Sakarya’da bazı kamu kurumlarında esnek çalışma saatleri ve pandemi nedeniyle izin kullanan kamu kurumundaki çalışanların mesaiye zorlanmasına tepki geldi. Pandemi nedeniyle yayımlanan genelgeyi anımsatan çalışanlar, “Biz nasıl devletimizin kural ve yönetmeliklerine uyuyorsak, bizim başımızdaki amirlerimizde aynı şekilde yönetmelik ve genelgelere uymalıdır” dedi.

İşte o genelge
Cumhurbaşkanlığı İdari İşler Başkanlığının 13.3.2020 tarihli ve E.12362 sayılı yazısı ile 22 Mart 2020 tarihli mükerrer Resmi Gazetede yayımlanan 2020/4 sayılı Cumhurbaşkanlığı Genelgesi dikkate alındığında, yaşadığımız salgın hastalık sürecinde idari izin kullanan kamu personeli üç grupta toplanabilir.

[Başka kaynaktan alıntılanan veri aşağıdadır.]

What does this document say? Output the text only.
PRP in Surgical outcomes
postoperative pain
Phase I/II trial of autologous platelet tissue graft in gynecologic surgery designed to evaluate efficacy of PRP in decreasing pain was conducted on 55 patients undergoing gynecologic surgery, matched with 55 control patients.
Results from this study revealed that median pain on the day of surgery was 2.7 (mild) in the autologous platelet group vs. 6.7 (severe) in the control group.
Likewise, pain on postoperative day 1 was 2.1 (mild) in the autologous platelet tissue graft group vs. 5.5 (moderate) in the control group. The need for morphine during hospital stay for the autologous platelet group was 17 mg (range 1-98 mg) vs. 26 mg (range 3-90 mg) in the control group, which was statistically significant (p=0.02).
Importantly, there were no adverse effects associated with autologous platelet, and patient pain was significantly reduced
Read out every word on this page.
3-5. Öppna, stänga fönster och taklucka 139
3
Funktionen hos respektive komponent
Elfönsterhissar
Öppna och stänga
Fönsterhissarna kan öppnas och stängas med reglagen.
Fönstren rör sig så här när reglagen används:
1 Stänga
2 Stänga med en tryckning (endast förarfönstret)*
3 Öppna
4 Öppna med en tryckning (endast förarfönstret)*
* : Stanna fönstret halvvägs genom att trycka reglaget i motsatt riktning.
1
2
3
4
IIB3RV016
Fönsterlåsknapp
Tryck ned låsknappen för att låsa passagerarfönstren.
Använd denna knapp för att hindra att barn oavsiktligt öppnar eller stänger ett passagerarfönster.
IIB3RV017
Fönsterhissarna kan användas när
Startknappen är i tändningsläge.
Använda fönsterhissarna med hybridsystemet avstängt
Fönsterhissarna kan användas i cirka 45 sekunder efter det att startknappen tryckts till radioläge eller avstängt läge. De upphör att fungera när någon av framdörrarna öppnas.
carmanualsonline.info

İlk grup; hamileler, yasal süt izni kullananlar, engelli çalışanlar, yönetici pozisyonlarındakiler hariç 60 yaş ve üzerinde olanlar, Sağlık Bakanlığının belirlediği dezevantajlı gruplar, (bağışıklık sorunu olanlar, kanser hastaları, kronik solunum yolu hastaları, obezite ve diabet, kalp damar hastaları, organ nakli olanlar, kronik hastalar)

İkinci grup; okul öncesi ve ilköğretimde çocuğu bulunan kadın çalışanlar (Sağlık Bakanlığı ile yükseköğretim kurumlarının sağlık birimlerinde görevli personel yıllık izin kullanabilir). Bu gruptakilerin idari izinli sayılabilmesi kurumların takdirine bırakılmıştır.

Üçüncü grup; esnek çalışma kapsamında dönüşümlü çalışan personelden fiilen göreve gelmeyenler.


Genelgede mazereti ortadan kalkanların veya sonradan idari izin kapsamına girenlerin durumuna ilişkin bir açıklık bulunmamaktadır. Bununla birlikte izin verilmesine sebep olan durumun ortadan kalkması halinde idari iznin de son bulması, idari izin verilmesini gerektiren hallerin sonradan vuku bulması halinde ise ilgililerin idari izinden yararlanması gerekir.
Bu itibarla süt izninin bitmesi halinde süt iznine bağlı olarak kullanılan idari izin de sona erecektir. 

Ancak okul öncesi ve ilköğretim çağında çocuğu olanlar da idari izin kapsamındadır. Bu durumda izin kullanımı kurumların takdirinde olmakla birlikte, takdir yetkisinin keyfi değil, hizmetten beklenen yarar ile içinde bulunduğumuz salgın hastalıktan korunmanın önceliği arasında bir denge gözetilerek kullanılması gerektiğinden, idari izinden yararlanmanız mümkün bulunmaktadır.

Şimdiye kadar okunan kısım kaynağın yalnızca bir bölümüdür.